Jesus, however, does not shut down emotionally; he does nothing to ease his own vulnerability, and he certainly does not act to extricate himself from the situation. Even his request that this cup might pass from him is a way of remaining open to the will and grace of his Father and dependent upon that; it is an expression of vulnerability. His is truly an obedient death, and he remains open and responsive to God right to the depths of all this sinful, godless death implies. And it is here the miracle occurs. Because of this openness, this complete or exhaustive dependence and self-emptying, God is able to enter the situation just as exhaustively and transform the reality of godless death with his presence. Where once sinful death would have had the final word, it no longer does. Instead God will bring life and meaning out of even this reality. When Paul speaks of the death of death this is what he is speaking of: the triumph of self-emptying (kenotic) Love over sinful death. When he asks, "death where is yout sting?" he is pointing to this transformation.

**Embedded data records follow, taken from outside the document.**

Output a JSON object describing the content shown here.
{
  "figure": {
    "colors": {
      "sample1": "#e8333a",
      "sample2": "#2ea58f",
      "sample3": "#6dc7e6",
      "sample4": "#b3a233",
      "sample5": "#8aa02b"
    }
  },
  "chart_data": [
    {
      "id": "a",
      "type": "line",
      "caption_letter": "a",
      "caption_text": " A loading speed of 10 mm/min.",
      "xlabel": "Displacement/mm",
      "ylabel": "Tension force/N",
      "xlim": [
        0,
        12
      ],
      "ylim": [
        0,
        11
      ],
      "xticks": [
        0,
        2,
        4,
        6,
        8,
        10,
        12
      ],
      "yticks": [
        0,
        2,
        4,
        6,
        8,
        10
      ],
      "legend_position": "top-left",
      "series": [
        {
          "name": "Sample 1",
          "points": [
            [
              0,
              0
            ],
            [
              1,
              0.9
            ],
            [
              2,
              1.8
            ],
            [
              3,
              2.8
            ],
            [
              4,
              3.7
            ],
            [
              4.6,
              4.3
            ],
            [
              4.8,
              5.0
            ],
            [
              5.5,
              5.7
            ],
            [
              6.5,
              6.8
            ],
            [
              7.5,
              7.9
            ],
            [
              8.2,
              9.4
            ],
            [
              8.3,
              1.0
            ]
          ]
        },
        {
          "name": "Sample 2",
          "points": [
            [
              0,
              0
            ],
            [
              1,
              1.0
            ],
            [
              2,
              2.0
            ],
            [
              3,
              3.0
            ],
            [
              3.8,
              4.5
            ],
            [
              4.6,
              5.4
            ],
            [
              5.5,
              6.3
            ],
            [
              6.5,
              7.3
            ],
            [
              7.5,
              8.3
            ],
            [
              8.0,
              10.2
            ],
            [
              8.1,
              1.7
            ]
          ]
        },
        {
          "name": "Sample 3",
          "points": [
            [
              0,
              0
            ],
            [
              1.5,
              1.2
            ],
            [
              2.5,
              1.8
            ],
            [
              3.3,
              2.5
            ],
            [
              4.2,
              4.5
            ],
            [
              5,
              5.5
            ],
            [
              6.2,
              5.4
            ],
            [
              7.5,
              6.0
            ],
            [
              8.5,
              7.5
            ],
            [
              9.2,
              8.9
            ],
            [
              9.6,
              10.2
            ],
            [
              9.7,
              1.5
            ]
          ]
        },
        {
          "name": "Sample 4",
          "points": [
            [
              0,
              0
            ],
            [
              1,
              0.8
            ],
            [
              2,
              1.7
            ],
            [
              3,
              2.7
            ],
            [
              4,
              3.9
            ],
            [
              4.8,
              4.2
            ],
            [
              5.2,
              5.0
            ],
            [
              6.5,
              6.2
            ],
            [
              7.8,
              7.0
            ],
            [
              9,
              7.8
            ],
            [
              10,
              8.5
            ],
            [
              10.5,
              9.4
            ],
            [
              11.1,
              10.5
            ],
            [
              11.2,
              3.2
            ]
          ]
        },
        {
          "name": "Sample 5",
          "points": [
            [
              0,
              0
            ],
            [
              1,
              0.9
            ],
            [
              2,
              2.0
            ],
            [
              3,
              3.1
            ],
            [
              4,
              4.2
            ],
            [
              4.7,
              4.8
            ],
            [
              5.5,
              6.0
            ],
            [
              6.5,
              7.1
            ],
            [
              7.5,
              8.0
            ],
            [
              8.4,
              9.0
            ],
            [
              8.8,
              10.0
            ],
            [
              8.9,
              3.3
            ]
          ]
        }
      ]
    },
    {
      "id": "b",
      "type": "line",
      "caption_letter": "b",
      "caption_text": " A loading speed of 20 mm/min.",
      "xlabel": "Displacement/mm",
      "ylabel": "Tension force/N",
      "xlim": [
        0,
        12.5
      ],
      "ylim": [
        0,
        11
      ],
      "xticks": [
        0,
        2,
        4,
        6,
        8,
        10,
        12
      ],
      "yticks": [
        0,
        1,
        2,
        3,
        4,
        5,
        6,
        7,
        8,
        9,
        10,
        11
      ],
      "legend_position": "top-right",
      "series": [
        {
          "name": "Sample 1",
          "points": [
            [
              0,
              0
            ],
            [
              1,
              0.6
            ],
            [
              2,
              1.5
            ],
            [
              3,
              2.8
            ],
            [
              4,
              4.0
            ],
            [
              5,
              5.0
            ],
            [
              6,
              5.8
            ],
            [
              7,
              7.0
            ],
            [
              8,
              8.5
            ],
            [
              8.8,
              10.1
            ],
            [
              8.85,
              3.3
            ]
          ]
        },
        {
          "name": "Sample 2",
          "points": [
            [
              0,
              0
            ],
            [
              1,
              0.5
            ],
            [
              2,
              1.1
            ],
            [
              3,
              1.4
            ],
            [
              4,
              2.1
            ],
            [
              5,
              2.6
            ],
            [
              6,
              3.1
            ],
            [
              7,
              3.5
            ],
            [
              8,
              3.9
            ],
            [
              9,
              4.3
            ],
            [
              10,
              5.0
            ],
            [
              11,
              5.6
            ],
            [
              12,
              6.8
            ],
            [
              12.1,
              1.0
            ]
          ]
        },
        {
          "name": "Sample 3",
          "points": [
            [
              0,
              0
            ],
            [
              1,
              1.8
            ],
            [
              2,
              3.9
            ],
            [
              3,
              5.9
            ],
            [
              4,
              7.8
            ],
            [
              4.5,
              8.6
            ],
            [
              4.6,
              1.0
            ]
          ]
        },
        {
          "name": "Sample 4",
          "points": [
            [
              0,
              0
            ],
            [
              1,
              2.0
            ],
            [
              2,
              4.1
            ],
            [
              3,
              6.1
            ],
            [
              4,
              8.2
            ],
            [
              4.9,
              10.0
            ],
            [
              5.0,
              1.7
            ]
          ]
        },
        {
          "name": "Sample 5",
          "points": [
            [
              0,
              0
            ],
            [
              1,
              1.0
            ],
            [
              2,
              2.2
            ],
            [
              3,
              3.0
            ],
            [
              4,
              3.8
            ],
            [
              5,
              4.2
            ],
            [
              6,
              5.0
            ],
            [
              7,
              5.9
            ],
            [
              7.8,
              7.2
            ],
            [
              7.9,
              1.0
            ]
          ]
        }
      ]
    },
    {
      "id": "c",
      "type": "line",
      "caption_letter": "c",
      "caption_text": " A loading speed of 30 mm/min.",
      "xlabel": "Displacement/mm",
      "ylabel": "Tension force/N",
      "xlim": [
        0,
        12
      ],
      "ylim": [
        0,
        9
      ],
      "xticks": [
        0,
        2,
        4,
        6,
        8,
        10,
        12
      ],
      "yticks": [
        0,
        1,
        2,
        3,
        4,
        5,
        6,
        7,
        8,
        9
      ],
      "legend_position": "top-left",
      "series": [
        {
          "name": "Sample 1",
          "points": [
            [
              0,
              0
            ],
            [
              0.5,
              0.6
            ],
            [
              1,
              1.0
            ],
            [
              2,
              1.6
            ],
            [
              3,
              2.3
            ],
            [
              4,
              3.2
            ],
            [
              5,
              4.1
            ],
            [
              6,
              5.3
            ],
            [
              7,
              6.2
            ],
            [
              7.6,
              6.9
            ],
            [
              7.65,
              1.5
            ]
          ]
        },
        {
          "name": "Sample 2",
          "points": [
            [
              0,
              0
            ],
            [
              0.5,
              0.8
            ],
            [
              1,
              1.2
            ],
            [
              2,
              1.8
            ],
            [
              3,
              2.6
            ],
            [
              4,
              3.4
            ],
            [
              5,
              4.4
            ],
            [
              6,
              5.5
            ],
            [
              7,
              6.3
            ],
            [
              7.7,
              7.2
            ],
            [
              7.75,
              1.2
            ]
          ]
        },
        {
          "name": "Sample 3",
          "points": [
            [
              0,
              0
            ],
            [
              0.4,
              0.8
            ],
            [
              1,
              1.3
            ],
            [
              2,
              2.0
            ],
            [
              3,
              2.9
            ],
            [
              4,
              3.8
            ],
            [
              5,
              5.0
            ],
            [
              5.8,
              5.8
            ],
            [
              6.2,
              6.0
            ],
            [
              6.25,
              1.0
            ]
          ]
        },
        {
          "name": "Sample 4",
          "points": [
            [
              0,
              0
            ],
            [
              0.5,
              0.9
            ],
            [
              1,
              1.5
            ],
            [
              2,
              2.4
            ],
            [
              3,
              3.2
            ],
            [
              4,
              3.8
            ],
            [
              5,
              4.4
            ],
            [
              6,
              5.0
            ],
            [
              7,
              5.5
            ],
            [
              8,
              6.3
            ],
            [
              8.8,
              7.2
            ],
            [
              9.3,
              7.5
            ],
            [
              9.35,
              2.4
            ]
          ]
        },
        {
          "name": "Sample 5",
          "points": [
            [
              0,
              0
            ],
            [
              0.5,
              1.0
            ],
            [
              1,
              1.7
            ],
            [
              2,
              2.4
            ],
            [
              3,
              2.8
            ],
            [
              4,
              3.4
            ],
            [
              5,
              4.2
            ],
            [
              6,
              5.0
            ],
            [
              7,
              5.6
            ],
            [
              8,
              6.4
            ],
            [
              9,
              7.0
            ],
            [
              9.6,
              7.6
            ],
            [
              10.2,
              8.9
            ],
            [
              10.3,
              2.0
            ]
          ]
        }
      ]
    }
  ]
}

In light of this, for those baptized into Christ's death and faithful to that baptism, death is what it can be for us: more truly a matter of natural perishing, a kind of transition to eternal life. It is no longer something we must fear in the way we once did for it lacks the sting it once had. It is instead, in light of Christ's death, the place or event in which we may meet God face to face. God forgives our sins, but he acts to reconcile us to himself, and part of that reconciliation is to defeat those realities which remain as obstacles between us and himself. Both death and godless death are among those. The post-resurrection world is not the same as the one that existed before Jesus was raised, for life has broken into some of the darkest most inaccessible places in light of Jesus' OBEDIENT death and resurrection. More precisely, heaven has broken in upon us and we are asked to be ITS citizens (that is, Daughters and Sons of God) right here and right now as a result of our baptisms into Jesus' death.